The slow collisional ExB ion drift characterized as the major instability mechanism of a poorly magnetized plasma column with an inward-directed radial electric field

TL;DR

This paper investigates the low-frequency instability in a poorly magnetized plasma with inward radial electric field, highlighting the role of collisional effects and ion drift in the instability mechanism.

Contribution

It provides experimental characterization of the slow collisional ExB ion drift as the main instability mechanism in poorly magnetized plasma columns.

Findings

Unstable frequency decreases with increasing gas pressure.

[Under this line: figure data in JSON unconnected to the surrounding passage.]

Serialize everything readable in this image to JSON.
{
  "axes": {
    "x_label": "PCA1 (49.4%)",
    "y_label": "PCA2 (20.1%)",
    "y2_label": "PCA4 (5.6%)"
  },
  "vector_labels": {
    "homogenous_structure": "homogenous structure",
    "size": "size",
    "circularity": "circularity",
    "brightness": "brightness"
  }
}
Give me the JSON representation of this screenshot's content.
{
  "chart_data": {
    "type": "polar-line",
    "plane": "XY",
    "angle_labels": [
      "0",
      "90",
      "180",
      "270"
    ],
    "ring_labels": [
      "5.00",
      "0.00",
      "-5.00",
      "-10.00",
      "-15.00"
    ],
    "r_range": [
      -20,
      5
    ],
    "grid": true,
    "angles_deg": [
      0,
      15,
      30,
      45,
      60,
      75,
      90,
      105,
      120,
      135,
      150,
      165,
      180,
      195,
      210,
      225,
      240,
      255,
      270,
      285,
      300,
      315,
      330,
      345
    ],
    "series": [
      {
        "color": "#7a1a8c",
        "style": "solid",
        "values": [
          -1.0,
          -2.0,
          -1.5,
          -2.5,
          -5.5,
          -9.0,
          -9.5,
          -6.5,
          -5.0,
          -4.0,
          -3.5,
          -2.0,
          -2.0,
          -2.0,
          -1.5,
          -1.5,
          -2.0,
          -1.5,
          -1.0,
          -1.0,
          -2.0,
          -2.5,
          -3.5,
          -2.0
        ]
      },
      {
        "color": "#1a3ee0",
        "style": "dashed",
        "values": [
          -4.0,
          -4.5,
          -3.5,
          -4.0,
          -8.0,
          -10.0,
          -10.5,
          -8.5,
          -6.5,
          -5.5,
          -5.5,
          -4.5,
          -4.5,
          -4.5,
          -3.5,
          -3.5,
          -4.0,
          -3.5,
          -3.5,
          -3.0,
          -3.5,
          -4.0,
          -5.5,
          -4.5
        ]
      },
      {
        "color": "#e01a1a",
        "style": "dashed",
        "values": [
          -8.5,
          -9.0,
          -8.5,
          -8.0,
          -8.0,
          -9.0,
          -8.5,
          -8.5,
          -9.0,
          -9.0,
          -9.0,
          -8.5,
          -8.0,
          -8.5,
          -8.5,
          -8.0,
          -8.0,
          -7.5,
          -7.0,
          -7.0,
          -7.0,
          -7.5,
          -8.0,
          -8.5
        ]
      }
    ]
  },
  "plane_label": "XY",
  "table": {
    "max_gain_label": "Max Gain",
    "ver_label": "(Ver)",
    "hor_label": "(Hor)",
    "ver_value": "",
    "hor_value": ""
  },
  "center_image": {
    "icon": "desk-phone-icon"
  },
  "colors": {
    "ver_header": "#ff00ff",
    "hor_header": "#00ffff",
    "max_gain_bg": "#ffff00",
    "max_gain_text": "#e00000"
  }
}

Unstable frequency varies with magnetic field, increasing at low B and decreasing at high B.

Transition point occurs when ion cyclotron frequency equals ion-neutral collision frequency.

Abstract

The low-frequency instability of a cylindrical poorly magnetized plasma with an inward-directed radial electric field is studied changing the gas pressure and the ion cyclotron frequency. The unstable frequency always decreases when the gas pressure is increased indicating collisional effects. At a fixed pressure, the unstable frequency increases with the magnetic field when the B-field is low and decreases at larger magnetic field strength. We find that the transition between these two regimes is obtained when the ion cyclotron frequency equals the ion-neutrals collision frequency. This is in agreement with the theory of the slow-ion drift instability induced by the collisional slowing of the electric ion drift (A. Simon, Phys. Fluids 6, 382, (1963).